Последней соломинкой стала ночь во время пребывания в долине, когда мне так все осточертело, что я отправился в деревню выпить с крестьянами в таверне и вернулся домой перед рассветом. Некоторые из гостей не улеглись, они флиртовали, пьянствовали и бросали в мой адрес (так мне показалось) косые взгляды. Поднявшись по лестнице, я направился к нашей с Кральтой спальне, но был остановлен негромким предупредительным восклицанием. Я обернулся и узнал одну из maitresse-en-titre[1010] принца, ту самую обладательницу исполинского бюста. Она стояла в открытом дверном проеме в ночной сорочке, вовсе не предназначенной для сна.
— Принц сегодня проводит ночь с ее высочеством, — сообщает она с многозначительным взглядом.
Да неужели, думаю я. На момент мной овладело желание ворваться внутрь и оторвать его от нее, ухватив за развесистые рожки. Или, что скорее, ее от него, уж эта мне распутная стерва. Мадам «Гросбрустс»[1011] наблюдала за моей реакцией. Я задумчиво поглядел на нее: она улыбнулась, я ухмыльнулся в ответ; она пожала плечами, я рассмеялся, она рассмеялась тоже, колыхнув обширным владением, и, бросив взгляд из под ресниц, удалилась к себе в комнату, я шмыгнул следом, предвкушая приятно поразнообразить последнюю ночь своего пребывания в Австрии.

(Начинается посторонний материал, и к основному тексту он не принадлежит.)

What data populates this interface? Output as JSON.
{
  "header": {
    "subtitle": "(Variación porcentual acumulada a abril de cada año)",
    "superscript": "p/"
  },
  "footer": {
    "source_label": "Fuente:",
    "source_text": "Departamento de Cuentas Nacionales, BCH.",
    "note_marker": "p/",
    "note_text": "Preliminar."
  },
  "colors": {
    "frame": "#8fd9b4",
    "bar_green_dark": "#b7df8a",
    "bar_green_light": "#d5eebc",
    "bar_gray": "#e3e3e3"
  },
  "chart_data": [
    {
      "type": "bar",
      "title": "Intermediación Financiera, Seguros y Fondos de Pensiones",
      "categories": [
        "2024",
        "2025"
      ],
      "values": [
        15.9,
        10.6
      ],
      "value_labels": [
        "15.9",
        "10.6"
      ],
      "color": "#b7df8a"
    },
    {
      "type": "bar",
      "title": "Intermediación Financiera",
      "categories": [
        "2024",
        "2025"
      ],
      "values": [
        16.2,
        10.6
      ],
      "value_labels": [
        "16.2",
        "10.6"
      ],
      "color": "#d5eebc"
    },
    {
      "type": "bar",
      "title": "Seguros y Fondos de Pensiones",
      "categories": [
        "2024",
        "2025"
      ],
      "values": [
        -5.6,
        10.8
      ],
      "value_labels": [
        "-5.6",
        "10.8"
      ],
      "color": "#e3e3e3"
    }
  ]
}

В усадьбе было в обычае, чтобы вся шайка собиралась на поздний завтрак в главном салоне, поэтому я выждал, пока все подтянутся, направил в апартаменты Кральты лакея с приказом упаковать мои вещи и отослать их на станцию, после чего под ручку с леди Необъятность вошел в зал и сообщил честной компании, что вынужден откланяться, поскольку срочные дела в Лондоне требуют моего присутствия (причем, как выяснилось, будто в воду глядел).
Кральта, восседавшая на почетном месте у очага в окружении прихлебателей, размешивавших для нее шоколад, побледнела. Она выглядела, вынужден признать, сногсшибательно в своей белой меховой накидке, навевавшей столь приятные воспоминания о «Восточном экспрессе». Я принес свои извинения, и глаза ее сверкнули, как бриллианты, когда она перевела их с меня на мою сдобную спутницу, а затем на принца (который выглядел, как мне показалось, измочаленным). Но она не была бы Кральтой, кабы не выразила совершенно безразличным тоном сожаления в связи с моим отъездом, причем по гордому лошадиному лицу не пробежало ни тени эмоций. Я поцеловал ей руку, раскланялся с принцем, посоветовав ему продолжать в том же духе, отсалютовал собравшимся и был таков, адресовав прощальную улыбку сидевшей во главе стола точеной фигуре в белом, с рассыпавшимися по плечам прядями золотистых волос и головой, склоненной в царственном жесте, запомнившемся с первой нашей встречи. По большому счету, мне наше расставание понравилось, хотя на ее счет я не уверен.